“Konuşabilme kültürü” bir kentin atardamarıdır.

Olaylar, gelişmeler, sorun ve çözümler ile işbirliğinin yolları bu kültürde buluşarak tartışarak bulunur.

Bu kültürde kavga yoktur.

Kavga yoktur ama bol bol tartışma vardır.

Tartışmanın konusu ve boyutları ile tartışanlar; toplumsal birlikteliğin zenginliğinde buluşurken temeldeki işbirliği saygısı öne çıkarılır.

Çünkü orada ‘biz’ coşkusunun mutluluğu herkese yeter.

Eğer ki, o damar çalışmıyor/çalıştırılamıyor  ise vah ki ne vah!

Yazık o kente ve yaşayanlarına…

 

Kdz. Ereğli;  bu damarını uzun yıllardır çalıştıramamanın çaresizliğinde kıvranıyor.

Konuşma yerine kavga denen illetin esiri olmuş ve seviye ile saygıyı katletmiş olanların yarattığı kirlenme Ereğli’ye boğdu çünkü.

‘Kavga etmeyi’ beceri sananların, elbette konuşma kültürüne sahip olmaları beklenemez ki.

Bağıra çağıra, ona buna çamur ata ata, baskılarıyla tehdit ede ede bugüne gelindiğinde, ‘dünden ders alma’ denen bir gerçeği de umursayanın olmaması ne kötü.

Beterin beteridir elbette bunun adı,

 

Genel kanıya göre; Ereğli tarihinin en büyük şansını, hükümet, milletvekili, belediye ile yakaladı.

Yakalamasına yakaladı ama yine kavga  çıktı meydane.

Of!

Bu nasıl hastalık?

‘Asgari müşterek’ denen bir kavramda neden buluşulmaz ki.

En son örnek belediye binanın kiraya verilememesi.

Bazı meclis üyeleri hayır dedi bu kiralanma olayına.

Aferin.

Bina orada boş duruyor ve ayda gelecek üç-beş kuruş (mecazi) kiraya ise meclis üyeleri tekme vuruyor.

Peki bu kira geliri kime hizmet edecek?

Belediyenin cebindeki para ilçe halkına hizmet edeceğine göre, belediyenin boş bulunan binasını boş tutmaya devam ettirmek kime hizmettir?

Tek yanıt; kıskançlığa.

Yazık…

 

**

 

Ereğli’de belediye suskun, sivil toplum örgütleri suskun,  aklı başındakiler suskun.

Neden?

Kim kimden korkuyor?

Veya; hepsinin bir elinde tarak, diğerinde ayna var da umursamıyorlar mı Ereğli’yi?

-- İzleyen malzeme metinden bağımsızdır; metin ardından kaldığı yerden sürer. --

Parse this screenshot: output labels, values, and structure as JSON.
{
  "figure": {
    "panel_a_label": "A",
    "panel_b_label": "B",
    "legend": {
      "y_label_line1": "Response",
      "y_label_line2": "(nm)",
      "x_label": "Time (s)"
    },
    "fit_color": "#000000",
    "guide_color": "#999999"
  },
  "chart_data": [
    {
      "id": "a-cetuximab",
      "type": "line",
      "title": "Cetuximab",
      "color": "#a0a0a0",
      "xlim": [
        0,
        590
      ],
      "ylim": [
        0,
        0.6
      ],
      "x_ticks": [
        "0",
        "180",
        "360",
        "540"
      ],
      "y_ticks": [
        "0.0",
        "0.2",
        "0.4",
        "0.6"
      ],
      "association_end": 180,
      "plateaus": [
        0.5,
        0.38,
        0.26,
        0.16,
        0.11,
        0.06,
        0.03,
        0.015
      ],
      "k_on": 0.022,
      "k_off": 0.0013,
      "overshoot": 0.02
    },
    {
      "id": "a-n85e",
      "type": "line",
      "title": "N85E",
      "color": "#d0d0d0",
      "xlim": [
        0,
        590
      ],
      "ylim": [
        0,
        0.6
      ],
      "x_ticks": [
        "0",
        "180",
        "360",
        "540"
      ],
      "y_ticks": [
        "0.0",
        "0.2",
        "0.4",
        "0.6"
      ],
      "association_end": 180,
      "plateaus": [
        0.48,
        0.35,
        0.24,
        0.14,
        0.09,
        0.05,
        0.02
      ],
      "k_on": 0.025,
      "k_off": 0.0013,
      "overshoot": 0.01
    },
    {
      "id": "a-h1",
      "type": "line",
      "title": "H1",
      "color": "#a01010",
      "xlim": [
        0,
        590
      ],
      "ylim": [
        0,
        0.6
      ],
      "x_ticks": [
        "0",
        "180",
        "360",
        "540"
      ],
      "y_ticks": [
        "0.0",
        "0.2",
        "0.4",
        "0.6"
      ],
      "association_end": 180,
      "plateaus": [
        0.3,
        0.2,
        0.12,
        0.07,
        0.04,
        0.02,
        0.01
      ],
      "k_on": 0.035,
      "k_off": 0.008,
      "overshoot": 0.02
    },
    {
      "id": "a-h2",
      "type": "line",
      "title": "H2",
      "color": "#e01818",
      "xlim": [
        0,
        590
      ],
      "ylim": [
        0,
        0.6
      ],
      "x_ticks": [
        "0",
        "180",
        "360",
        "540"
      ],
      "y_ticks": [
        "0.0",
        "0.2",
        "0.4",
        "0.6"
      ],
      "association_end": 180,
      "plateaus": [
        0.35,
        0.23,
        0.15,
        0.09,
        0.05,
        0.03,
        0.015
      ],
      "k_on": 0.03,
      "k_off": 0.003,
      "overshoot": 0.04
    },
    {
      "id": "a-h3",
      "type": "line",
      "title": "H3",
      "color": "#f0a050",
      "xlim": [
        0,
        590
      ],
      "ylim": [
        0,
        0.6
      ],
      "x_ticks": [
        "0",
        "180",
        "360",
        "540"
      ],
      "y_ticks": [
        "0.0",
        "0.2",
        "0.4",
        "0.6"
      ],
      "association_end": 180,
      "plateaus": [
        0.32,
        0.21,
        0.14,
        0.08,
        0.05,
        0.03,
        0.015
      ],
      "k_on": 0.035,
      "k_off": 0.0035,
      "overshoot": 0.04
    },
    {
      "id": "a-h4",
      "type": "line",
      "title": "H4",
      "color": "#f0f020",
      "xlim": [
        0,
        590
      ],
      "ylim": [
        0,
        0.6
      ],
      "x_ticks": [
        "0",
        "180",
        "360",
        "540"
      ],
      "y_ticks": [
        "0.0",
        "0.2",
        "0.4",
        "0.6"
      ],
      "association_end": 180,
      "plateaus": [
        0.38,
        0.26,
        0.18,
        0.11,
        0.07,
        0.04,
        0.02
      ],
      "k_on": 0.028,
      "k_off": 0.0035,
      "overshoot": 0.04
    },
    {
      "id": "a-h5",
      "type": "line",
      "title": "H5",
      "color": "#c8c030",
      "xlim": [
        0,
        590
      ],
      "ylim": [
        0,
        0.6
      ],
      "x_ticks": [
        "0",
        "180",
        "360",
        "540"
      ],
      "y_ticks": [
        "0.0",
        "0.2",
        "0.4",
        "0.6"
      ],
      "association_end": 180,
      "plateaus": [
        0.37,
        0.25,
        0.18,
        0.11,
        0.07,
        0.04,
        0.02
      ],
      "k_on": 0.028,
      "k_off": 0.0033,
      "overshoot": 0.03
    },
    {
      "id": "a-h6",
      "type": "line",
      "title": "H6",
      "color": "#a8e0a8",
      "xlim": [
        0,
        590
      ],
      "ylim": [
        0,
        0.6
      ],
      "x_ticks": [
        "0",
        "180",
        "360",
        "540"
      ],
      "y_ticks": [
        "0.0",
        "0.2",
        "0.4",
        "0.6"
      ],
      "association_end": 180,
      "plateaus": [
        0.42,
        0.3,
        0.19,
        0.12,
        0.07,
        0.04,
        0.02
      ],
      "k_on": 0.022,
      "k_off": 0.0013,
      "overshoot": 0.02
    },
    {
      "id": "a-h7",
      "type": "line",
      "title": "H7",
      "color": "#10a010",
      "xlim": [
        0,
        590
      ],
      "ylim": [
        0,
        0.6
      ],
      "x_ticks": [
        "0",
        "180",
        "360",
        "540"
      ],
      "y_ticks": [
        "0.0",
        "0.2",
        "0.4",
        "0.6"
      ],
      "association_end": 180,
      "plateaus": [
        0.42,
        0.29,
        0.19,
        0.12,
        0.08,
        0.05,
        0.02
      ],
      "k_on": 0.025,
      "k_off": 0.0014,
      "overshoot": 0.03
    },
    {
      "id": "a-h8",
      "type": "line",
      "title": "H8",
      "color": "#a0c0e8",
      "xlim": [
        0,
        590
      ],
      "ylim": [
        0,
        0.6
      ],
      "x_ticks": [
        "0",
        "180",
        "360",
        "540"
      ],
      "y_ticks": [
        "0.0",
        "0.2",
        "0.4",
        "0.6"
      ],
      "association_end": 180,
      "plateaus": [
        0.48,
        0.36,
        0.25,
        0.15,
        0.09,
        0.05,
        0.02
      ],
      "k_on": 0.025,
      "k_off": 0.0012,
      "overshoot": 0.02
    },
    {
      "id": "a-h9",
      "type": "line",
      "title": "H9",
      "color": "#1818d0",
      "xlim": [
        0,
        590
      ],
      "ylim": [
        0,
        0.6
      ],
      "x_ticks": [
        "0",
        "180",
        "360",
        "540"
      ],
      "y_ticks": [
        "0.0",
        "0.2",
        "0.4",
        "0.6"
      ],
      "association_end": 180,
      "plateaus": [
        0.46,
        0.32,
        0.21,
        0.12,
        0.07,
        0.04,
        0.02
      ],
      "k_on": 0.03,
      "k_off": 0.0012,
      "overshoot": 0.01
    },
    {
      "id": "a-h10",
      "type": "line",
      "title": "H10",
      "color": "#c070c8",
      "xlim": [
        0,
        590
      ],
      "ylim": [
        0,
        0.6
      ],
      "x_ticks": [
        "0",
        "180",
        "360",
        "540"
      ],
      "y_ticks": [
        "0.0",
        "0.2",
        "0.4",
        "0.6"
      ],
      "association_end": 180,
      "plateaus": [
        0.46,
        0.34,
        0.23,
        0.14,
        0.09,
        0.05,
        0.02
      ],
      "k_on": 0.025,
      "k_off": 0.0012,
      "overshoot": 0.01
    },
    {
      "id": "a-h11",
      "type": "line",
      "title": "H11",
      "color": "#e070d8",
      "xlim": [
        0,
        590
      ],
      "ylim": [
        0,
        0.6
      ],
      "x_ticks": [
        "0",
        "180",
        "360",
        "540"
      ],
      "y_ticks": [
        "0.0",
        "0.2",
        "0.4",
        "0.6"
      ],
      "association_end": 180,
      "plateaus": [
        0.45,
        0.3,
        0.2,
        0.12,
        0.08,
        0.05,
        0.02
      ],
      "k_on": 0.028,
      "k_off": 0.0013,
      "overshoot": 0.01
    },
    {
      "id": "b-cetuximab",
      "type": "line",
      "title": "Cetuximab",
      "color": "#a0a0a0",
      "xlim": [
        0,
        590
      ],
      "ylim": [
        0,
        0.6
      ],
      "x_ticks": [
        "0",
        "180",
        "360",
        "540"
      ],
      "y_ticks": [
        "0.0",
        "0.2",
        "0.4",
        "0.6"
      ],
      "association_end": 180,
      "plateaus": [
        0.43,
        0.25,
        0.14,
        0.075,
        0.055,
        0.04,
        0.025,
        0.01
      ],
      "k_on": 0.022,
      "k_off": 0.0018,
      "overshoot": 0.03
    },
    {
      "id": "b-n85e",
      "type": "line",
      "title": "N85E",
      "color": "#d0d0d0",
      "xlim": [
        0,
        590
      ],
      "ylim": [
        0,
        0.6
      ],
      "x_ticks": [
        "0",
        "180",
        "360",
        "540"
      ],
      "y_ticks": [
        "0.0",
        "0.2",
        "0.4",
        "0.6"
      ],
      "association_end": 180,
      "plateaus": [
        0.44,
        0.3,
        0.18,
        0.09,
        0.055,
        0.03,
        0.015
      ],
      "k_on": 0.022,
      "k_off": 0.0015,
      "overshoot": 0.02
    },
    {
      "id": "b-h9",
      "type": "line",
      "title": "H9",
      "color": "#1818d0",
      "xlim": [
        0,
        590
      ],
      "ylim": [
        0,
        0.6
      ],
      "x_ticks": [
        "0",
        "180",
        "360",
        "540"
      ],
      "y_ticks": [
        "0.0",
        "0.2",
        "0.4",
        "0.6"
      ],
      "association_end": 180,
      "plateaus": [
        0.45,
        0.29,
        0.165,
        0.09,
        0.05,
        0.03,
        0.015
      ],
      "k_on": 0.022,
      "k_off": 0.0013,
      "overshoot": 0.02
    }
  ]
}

Siyaset desen milletvekilliğine kilitlenmiş çoktan.  İhtiyarları ve dinazorları meclise gönderme veya var olanların ayağından çekme kıskacında debelenirken geleceğe dönük bir düşünce veya proje konuşan mı var?

Ha hakkını yemeyelim ki, Ereğli’de hep ilklere imza atmış bir İrfan Erdem var. Ereğli’de turizmin sektöründe atılım yapması için düzenlediği toplantı ile ilgilenin kim oldu? Hangi kurum, kıskançlık kriz bataklığına saplanmadan bu düşünceye destek verdi?

Koskocaman bir sıfır!

Ereğli’nin tarihine sahip çıkmakla övünen sivil toplum kuruluşları bile Uzun Mehmet’in efsane olduğu yalanını pompalayanlara karşı gıkını çıkarmıyor ise bu bozuk ortam nasıl değişecek veya değiştirilecek.

Ortada kimse yok.

Konuşan yok.

Konuşmaya kalksan bin tane kavgacı ve çanakçı hazır bekliyor.

Tetikçiler ayrı bir hikaye.

 

Ama şu var.

Polemik konusunda reytingde sınır yok.

O ne demiş, bu ne yapmış, öteki kiminle kimi ne etmiş !

Malzeme çok.

Meraklısı da!..

 

Başka Ereğli yok.

Başka Ereğli olmadığına göre; herkes taşıdığı sıfata ve göreve göre Ereğli’ye olan borcunu ödemeli.

Lütfen; konuşalım.

Konuşma ile kavgayı birbirine karıştıranlara itibar etmeden, Ereğli’nin bugününü konuşalım. Bugünü konuşamadan yarına ne bırakabiliriz ki?

Tarihsel zenginliği ile dünyanın kültür merkezlerinden biri olabilme şansı olan Kdz. Ereğli’ye haksızlık yapanlar arasında yer almayalım.

Ereğli’nin adı olsun artık.

Türküsüyle, oyunlarıyla, sosyal yaşamıyla, kültürüyle, ekonomisiyle Ereğli’nin adı olsun.